Four days prior to delivery would be roughly equivalent to a human woman’s third trimester, since mice carry their babies for much less time. 

They added CRISPR to the amniotic fluid and waited to see how the lung development would change. 

Changes to the mice’s DNA most effectively altered the alveolar epithelial cells and airway secretory cells, which line the airways and are involved in cystic fibrosis. 

These cells maintain a coating for the lung that regulates their their surface tension and keeps them from collapsing. 

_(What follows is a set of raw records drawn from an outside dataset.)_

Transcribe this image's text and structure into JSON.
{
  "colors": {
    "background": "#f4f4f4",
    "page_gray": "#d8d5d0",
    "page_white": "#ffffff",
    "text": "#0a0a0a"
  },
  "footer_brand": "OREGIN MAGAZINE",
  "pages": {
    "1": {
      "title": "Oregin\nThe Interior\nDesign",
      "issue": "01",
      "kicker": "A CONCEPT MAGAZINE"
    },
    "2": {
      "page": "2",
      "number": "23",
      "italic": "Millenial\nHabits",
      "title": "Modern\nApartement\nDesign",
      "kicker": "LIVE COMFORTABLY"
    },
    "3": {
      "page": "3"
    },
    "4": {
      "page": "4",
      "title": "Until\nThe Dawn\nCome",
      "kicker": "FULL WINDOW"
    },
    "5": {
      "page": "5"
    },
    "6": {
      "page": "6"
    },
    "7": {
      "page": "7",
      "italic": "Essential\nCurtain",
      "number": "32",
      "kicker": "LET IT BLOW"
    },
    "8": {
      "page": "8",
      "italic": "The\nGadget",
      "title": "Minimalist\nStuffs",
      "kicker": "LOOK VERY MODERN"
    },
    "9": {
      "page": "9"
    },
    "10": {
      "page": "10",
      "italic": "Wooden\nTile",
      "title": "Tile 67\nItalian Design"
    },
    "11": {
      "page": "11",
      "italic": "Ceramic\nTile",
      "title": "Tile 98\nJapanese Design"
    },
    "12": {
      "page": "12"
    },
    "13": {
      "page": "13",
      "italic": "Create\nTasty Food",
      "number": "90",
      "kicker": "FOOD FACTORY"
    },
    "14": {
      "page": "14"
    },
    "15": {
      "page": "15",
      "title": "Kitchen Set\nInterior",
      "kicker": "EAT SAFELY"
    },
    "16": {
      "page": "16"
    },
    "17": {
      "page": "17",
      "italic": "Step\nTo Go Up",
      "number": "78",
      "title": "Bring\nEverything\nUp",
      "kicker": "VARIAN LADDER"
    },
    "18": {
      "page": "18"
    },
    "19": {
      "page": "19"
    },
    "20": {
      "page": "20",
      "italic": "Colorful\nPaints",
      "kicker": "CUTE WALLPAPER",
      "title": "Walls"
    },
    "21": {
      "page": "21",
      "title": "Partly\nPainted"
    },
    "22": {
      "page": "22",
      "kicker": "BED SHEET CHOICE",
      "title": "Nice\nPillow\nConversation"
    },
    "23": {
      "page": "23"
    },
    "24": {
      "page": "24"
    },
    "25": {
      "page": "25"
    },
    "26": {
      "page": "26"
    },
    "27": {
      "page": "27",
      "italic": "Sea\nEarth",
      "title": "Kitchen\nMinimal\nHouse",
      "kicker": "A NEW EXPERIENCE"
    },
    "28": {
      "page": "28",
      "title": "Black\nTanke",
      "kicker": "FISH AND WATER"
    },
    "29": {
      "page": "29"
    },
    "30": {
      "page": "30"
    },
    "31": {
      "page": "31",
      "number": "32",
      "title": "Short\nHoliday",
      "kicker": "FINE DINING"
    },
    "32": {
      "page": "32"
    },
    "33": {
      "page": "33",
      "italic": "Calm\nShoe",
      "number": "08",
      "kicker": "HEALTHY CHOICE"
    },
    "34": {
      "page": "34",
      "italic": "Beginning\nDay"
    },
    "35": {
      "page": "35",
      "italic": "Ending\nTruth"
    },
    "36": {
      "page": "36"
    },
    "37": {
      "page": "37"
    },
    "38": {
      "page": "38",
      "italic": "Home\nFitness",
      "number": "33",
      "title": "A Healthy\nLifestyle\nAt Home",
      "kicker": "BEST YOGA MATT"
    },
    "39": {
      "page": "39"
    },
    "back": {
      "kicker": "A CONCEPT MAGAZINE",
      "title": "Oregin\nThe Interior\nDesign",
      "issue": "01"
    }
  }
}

A second experiment found that gene editing allowed mice to survive another genetic lung disease that is otherwise 100 percent fatal, usually within hours the animals’ birth. 

‘The ability to cure or mitigate a disease via gene editing in mid- to late gestation before birth and the onset of irreversible pathology is very exciting,’ said study co-lead, Dr William Peranteau, a fetal surgeon at Children’s Hospital of Philadelphia. 

‘This is particularly true for diseases that affect the lungs, whose function becomes dramatically more important at the time of birth.’

While CRISPR’s success is to be celebrated in mice, it might raise concerns if it were being used in humans. 

Earlier this year, Chinese scientists announced that a pair of twins they had gene edited had already been born. 

Shortly thereafter, other scientists discovered that the altered gene might also change the children’s brains. 

In the aftermath, bioethicists and politicians the world over have expressed their concern over changing babies before birth – which some see as ‘playing god.’ 

Yet others would welcome any hope against incurable diseases like cystic fibrosis. 

Dr Peranteau said noted that ‘the current research is a proof-of-concept study.’ 

But it highlights ‘the exciting future prospects for prenatal treatments including gene editing and replacement gene therapy for the treatment of congenital diseases,’ he added.